После чая Ретт со вздохом поднялся.
— Я пойду, — сказал он. — Посмотрю, в каком состоянии тюрьма, есть ли на дверях нормальные замки и сохранились ли где-то ключи.
— Хорошо, — протянула я. — Найду пальто потеплее. Я ужасно замерзла.
— Нет, ты оставайся здесь. Тебе нужно отдохнуть.
— Но как же... — растерялась я. — Тебе не нужна помощь?
— Со связанными контрабандистами, к тому же безоружными? Не думаю, — хмыкнул Ретт. — Отдохни, Ада. Ты многое пережила. До тюрьмы я дотащу их сам.
Не знаю почему, но мне больше не хотелось с ним спорить. Действительно, Ретт вооружен, а контрабандисты крепко связаны и обессилены. После сегодняшнего приключения с призраками вряд ли что-то могло оказаться сложнее и опаснее.
Он ушел, и на этот раз я даже не стала запирать дверь на ключ. Лишь поплотнее прикрыла ее, после того как вернулась из котельной – ходила забросить в топку немного угля.
Ванная комната еще не успела полностью остыть с тех пор, как Ретт отапливал дом, а совсем скоро трубы стали еще горячее.
Мне нужна была очень горячая ванна. Возможно, даже из крутого кипятка, такого же, которым Ретт заваривал чай. За эту ночь я промерзла до костей. И даже после завтрака в теплом доме и в теплой одежде все еще непроизвольно стучала зубами.
Ванна набралась быстро. Я с наслаждением залезла в нее, и тело мгновенно покрылось мурашками. Терпеливо дождалась, когда кожу перестанет жечь, и расслабилась.
На краю сознания промелькнула мысль, что в статье о Саруэле нужно будет упомянуть мастерство местных строителей и водопроводчиков. Создать систему, которая спокойно простояла без ремонта двадцать восемь лет, пережила обстрелы, бомбардировки, запустение и все равно работает без сбоев – настоящий талант.
Сама не знаю, сколько я пролежала в воде, отмокая. Кожа так сильно покраснела, что до нее было больно дотрагиваться.

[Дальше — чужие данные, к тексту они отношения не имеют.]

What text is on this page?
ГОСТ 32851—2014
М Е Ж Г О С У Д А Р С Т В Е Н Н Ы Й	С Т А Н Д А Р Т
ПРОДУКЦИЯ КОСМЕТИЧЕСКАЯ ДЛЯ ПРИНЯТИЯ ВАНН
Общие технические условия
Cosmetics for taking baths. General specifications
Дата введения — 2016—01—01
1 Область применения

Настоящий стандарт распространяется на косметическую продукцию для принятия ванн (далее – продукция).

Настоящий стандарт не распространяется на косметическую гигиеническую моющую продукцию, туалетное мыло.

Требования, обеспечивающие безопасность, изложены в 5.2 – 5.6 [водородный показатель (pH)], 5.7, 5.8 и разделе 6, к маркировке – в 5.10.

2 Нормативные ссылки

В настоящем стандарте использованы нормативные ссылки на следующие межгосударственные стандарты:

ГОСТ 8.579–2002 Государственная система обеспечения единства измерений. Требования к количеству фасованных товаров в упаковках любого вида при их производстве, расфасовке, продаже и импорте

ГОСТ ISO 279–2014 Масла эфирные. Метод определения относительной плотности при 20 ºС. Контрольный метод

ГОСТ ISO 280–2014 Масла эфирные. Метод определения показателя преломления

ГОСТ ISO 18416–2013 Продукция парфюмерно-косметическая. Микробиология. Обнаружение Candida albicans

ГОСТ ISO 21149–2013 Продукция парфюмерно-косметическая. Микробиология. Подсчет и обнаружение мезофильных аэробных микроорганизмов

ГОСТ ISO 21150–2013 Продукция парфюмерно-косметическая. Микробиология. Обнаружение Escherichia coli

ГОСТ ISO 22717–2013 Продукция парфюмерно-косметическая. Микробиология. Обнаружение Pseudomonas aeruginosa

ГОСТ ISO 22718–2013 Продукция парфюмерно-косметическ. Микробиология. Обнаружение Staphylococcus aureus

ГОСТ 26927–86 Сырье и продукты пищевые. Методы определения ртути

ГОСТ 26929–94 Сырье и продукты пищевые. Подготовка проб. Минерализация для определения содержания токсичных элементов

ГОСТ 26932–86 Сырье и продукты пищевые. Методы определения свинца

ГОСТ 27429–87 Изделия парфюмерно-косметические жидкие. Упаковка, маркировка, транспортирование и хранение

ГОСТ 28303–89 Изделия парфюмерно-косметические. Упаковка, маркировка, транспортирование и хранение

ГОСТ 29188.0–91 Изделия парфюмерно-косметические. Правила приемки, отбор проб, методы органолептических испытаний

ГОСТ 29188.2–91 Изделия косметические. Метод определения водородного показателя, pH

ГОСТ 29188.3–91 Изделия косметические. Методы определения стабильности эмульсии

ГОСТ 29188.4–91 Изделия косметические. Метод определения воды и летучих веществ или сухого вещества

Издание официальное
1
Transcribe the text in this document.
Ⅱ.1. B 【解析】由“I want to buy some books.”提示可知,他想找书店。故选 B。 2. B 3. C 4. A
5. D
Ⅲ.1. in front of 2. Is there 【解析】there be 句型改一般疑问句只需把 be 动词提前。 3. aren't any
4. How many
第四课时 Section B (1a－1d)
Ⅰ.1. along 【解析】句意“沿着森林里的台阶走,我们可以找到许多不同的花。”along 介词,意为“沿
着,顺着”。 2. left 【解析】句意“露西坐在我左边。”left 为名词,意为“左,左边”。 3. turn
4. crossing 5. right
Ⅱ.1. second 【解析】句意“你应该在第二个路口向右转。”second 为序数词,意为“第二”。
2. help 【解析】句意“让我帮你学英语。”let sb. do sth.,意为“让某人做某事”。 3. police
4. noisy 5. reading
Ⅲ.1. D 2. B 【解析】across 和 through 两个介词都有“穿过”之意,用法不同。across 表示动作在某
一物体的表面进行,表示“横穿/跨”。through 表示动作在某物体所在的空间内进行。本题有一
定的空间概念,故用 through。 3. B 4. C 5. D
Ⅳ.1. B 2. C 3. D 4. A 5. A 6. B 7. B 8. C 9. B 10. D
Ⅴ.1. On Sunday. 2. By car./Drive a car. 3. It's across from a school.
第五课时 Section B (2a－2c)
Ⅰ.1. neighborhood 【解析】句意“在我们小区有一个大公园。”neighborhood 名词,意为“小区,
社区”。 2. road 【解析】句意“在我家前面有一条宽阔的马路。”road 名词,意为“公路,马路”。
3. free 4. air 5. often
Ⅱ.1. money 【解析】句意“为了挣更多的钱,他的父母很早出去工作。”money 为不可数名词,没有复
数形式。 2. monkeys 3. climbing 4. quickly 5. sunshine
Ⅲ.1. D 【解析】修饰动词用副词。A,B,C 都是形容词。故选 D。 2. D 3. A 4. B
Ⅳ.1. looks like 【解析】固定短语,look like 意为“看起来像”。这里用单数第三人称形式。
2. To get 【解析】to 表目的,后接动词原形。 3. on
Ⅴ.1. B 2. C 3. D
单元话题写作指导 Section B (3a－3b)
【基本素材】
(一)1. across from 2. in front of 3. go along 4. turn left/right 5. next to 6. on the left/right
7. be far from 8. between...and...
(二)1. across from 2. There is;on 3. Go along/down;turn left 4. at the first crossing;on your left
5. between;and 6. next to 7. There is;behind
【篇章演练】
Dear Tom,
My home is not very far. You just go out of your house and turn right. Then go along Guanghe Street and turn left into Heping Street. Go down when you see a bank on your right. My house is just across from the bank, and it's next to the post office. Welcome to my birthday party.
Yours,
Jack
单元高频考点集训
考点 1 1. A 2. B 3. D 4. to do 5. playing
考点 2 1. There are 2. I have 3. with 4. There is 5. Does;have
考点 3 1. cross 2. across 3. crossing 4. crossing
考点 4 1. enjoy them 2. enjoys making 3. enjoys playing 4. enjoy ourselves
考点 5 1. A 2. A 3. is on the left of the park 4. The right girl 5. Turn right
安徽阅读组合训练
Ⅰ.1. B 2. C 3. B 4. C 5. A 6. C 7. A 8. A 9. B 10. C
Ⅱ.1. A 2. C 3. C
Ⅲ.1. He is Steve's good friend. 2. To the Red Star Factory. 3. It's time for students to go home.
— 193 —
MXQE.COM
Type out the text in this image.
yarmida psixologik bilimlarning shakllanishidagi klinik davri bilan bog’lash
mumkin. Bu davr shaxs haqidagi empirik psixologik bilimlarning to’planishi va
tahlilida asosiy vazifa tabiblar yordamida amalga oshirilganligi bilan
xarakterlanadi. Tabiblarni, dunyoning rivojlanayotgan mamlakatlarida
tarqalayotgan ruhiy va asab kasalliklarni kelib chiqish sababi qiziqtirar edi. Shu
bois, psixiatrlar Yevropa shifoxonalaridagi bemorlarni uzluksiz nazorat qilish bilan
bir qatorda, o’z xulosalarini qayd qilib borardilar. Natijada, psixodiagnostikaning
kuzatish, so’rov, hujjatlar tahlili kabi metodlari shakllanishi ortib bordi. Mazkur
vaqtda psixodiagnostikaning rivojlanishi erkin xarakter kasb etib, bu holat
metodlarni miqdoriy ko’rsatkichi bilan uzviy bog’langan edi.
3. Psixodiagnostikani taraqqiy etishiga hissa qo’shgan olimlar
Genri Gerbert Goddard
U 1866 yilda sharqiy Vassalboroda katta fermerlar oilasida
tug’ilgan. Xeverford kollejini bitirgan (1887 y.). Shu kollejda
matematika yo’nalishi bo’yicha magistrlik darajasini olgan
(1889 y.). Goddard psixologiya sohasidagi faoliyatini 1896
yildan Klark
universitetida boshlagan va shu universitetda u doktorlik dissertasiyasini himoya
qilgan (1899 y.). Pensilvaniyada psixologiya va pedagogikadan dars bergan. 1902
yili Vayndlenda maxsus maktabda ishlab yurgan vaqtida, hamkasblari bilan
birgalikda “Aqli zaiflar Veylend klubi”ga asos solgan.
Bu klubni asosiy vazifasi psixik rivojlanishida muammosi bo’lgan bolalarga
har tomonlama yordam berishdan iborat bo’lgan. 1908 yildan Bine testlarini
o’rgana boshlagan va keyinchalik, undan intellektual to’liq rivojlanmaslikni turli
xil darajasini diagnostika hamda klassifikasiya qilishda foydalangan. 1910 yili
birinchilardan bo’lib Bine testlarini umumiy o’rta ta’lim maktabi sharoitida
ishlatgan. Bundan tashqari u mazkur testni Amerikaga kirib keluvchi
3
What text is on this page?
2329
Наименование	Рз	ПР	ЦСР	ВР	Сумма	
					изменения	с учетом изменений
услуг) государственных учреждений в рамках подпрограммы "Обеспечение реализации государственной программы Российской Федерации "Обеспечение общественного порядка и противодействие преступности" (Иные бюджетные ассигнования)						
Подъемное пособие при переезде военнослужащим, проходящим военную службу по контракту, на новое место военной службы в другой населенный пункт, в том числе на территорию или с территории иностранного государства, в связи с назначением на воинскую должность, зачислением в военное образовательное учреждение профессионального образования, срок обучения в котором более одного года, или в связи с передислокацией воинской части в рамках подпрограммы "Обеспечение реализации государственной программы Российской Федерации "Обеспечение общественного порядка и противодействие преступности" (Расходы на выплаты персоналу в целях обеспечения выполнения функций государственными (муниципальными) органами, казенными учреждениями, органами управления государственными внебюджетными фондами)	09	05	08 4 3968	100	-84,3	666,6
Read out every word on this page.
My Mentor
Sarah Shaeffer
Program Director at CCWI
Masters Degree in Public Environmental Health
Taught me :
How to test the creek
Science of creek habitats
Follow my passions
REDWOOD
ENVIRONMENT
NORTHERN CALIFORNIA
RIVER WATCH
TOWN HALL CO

Лишь когда внизу хлопнула дверь, и послышались быстрые шаги Ретта, я опомнилась и обнаружила, что вода уже не горячая, а всего лишь приятно теплая. Выскочила из ванны, быстро обтерлась полотенцем и влезла в широкий фланелевый халат, найденный в гардеробной моей спальни.
Ретт застал меня уже одетую.
— Я думал, мы примем ванну вместе, — улыбнулся он. Лицо его было усталым, но довольным.
Я невольно прыснула.
— Какая совместная ванна? Нужно смыть с себя пыль и грязь.
— Да кого волнует эта пыль и грязь? — пробормотал Ретт, привлекая меня к себе.
Я судорожно выдохнула, сдаваясь сильным рукам. Видимо, переселение Джо и Лэнда Гилборнов в тюрьму прошло успешно, и теперь Ретт считает, что мы можем расслабиться. Ну а раз мой мужчина так считает, почему бы с ним не согласиться? Действительно, кого волнуют усталость и пережитая смертельная опасность? Особенно когда тебя так целуют.